Des cercles et des cercles, à deux mètres de la barrière.
Elle doit se tenir à distance. Il n'y a, paraît-il, pas d'autres options pour préserver la nature – cette nature qui semble pourtant de plus en plus flamboyante.
Sur ordre des autorités, les autres ont accepté la claustration. Obéissance contrainte, disparition volontaire, les rues sont vides, la ville, fantôme – il y a comme un consentement dans l’air, un renoncement silencieux.
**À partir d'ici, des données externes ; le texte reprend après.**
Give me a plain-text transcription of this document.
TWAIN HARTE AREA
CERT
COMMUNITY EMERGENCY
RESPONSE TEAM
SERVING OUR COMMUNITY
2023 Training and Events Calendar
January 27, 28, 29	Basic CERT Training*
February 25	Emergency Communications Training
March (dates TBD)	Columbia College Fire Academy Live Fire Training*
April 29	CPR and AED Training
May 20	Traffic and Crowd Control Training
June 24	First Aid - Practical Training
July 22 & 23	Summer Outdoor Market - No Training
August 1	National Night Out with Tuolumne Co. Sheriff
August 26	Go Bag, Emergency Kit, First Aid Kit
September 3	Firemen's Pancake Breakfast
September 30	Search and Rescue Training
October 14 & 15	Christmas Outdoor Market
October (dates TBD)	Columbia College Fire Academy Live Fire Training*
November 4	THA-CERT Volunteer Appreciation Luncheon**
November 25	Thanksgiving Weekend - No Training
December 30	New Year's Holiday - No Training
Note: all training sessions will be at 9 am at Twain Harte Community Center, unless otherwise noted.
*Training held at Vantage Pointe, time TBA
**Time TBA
Athéna Sylve brave l’interdit – hors de question de rester chez elle.
Elle a besoin de reprendre corps. Se mouvoir, respirer.
Sans compter l’impatience du désir, cette insatiable éruption, qui la traverse.
Désobéir, donc.
C’est là qu’est la vie.
Bien sûr, Athéna Sylve doit résoudre des difficultés matérielles – comment font les cloîtrés pour se nourrir ? Mais ce qui la tient, ce qui la tient vraiment, c’est la transformation qui s’opère à l’intérieur, au-dedans, lorsqu’elle observe les vies non humaines – toutes ces plantes, tous ces animaux jusque-là invisibles à ses yeux. Alors, ce qui avait été égaré, abîmé, s’invente autrement. Comme s’il fallait se perdre dans le frémissement du vivant pour se trouver – à moins que ce soit l’inverse.